You will never be as young as you are now. You are new. You aren’t jaded. You are undiscovered. You are a question mark in the theatrical landscape. Basically, you haven’t fucked up yet. People are going to tell you how young you are, and you’re probably going to take offense to that. Like, they don’t think you “get it.” Honestly? You won’t get it. I didn’t get it, and I wasted a lot of time thinking I did. I still don’t get it. Embrace the fact that you’ll be smarter next year and allow yourself to be the age you are at this moment. Also, be happy Spring Awakening isn’t a thing right now, and you’re not going to move to New York fresh-faced to find out you’re too old.

Take the work seriously. Not yourself. Especially at auditions. You will question every move, every beat, every note. You will tell yourself you might have gotten a callback if you wore a different blouse, or didn’t stumble over that line on the second page, or had enough time to pump the biceps before you put on that tank top. Maybe you should have given the accompanist clearer directions, or had a better hair day, or an extra cup of Throat Coat. SPOILER ALERT: Nobody has ever lost out on a role because of any of those things.

You will spend the majority of your career wondering, “What if?” without truly understanding that it isn’t about you. It’s because you weren’t Equity, or you were Equity. Or you weren’t tall enough, ethnic enough, specific enough. It’s never because you didn’t want it enough. It’s because you weren’t what they wanted to see when they closed their eyes.

Rejection is hard. Ignoring it is harder. However, the amount of stars and planets that have to align for you to book a job are often so vast that you might as well break into an ugly-cry every single time you lose the Power Ball or the Today Tix Hamilton lottery — although the latter was definitely grounds for some to reach the same daily level of depression one might fall victim to after forty-seven callbacks and no feedback. Don’t make it personal. Nobody is judging you. Except maybe that one girl in the back corner of the studio, because that bitch is always judging.

Never lose your discipline. After today, you will be making the schedule. The only person docking your grade for missing a vocal coaching is you. So, like, keep doing the shit you just paid all that money for and don’t let any of it go to waste. Seriously, your class’ tuition alone could make up the missing cash needed to produce Rebecca. Don’t be like Rebecca. Actually? Fuck it. Have the determination of Rebecca, the reckless abandon of Spider-Man: Turn Off The Dark, and the idealism of that, “I’m in tech,” line from Smash.

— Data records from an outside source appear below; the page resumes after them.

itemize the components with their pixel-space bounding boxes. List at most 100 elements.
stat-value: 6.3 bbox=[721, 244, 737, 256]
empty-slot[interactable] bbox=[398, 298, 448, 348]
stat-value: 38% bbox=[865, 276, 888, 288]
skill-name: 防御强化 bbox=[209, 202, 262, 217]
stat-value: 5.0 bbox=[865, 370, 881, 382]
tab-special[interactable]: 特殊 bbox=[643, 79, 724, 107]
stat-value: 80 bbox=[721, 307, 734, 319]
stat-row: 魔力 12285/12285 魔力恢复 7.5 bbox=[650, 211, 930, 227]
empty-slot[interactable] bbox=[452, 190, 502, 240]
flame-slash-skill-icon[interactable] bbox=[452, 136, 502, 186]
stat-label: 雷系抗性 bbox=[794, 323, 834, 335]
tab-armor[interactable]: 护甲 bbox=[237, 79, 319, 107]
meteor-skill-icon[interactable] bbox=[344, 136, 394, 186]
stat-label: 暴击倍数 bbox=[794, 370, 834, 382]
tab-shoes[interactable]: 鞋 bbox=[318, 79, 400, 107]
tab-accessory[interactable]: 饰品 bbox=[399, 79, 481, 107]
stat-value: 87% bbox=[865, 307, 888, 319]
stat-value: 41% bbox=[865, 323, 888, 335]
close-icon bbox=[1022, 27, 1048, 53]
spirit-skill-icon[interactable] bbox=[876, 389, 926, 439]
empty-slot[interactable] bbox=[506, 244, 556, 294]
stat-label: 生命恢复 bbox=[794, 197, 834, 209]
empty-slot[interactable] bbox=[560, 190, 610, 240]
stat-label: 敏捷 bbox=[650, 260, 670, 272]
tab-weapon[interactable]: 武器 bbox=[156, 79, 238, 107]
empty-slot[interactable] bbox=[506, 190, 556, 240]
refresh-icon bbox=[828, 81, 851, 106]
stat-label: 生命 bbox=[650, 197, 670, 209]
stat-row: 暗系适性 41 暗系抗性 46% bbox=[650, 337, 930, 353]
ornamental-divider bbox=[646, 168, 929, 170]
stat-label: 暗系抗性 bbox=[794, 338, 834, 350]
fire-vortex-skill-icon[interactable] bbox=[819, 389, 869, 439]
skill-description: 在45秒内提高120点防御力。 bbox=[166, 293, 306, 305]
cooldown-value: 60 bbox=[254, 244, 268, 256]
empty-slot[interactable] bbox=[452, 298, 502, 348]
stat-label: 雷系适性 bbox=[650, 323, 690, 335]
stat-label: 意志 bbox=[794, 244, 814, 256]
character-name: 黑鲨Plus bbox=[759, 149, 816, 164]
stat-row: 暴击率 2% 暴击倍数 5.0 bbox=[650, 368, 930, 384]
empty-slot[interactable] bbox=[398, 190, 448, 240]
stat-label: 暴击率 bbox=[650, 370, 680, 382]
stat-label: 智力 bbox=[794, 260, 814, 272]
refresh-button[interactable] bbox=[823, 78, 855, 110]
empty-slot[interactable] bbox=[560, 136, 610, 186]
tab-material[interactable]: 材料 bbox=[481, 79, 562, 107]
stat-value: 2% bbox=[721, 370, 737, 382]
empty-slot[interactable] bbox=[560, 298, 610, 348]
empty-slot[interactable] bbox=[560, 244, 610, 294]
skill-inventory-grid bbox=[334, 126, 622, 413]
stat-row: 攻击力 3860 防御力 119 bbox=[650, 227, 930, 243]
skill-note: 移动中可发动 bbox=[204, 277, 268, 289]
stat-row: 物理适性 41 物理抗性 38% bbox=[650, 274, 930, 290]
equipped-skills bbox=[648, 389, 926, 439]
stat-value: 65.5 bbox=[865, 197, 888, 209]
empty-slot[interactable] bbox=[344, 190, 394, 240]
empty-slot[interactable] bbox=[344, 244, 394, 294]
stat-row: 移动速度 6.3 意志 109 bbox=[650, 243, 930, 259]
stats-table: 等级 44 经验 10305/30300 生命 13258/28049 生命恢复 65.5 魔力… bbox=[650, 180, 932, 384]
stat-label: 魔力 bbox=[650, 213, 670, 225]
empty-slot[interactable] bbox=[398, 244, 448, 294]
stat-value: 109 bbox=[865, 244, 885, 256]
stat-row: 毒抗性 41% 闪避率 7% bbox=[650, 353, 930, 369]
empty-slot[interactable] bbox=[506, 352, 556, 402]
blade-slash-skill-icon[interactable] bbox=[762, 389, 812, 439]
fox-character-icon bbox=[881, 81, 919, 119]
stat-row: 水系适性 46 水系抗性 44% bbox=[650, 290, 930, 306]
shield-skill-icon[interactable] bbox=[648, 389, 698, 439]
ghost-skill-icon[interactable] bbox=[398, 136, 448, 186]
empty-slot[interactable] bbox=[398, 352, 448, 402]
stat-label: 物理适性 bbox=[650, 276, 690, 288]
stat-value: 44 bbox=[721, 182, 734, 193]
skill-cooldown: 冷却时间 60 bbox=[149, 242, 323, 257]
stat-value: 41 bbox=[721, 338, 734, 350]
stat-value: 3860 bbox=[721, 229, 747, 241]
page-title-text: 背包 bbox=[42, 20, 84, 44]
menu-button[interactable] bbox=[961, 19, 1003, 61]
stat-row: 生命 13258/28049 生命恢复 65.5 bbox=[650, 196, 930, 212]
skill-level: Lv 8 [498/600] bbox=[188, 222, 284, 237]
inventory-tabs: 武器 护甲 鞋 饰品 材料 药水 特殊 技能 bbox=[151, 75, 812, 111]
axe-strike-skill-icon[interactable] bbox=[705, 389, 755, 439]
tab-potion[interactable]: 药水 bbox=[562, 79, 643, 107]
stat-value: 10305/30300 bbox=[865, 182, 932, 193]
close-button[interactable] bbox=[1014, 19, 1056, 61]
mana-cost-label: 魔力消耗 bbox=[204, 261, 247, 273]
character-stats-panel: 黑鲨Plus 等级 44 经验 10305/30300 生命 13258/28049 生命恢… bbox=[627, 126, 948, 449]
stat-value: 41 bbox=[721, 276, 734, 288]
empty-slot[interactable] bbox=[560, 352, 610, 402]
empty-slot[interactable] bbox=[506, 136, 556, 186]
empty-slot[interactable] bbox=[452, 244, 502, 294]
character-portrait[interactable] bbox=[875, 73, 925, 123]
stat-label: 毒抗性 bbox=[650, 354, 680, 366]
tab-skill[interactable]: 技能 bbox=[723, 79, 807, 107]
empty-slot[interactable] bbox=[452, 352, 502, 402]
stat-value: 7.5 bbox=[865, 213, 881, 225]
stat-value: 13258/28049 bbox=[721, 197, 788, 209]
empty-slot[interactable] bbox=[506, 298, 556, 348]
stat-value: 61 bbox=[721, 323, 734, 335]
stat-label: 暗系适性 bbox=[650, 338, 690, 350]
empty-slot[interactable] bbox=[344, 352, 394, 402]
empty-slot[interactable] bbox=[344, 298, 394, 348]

I know. You’re probably like, “Those were all disasters.” And that may be a possibility, but you know what? They dared to be bold. Whenever someone valiantly hurtles themselves into the unknown there’s a small chance they might become The Book of Mormon.

You’re going to meet Rachel Berrys and Karen Cartwrights and people who seem like everything came really easily for them. In most cases it probably did, but you have to remember that that’s their story and we don’t really know it. What’s your story going to be? Whatever it is, make sure it’s good and not something you would only watch if you got a comp ticket.

It’s time to go forth and spread your gift. Live your life like a final callback for the creative team, but never let the creative team stop you from living your life.


 

 

(An earlier version of this commencement address was published on May 21st, 2014, and I only slightly updated it because guys I’m really busy but more so just lazy.)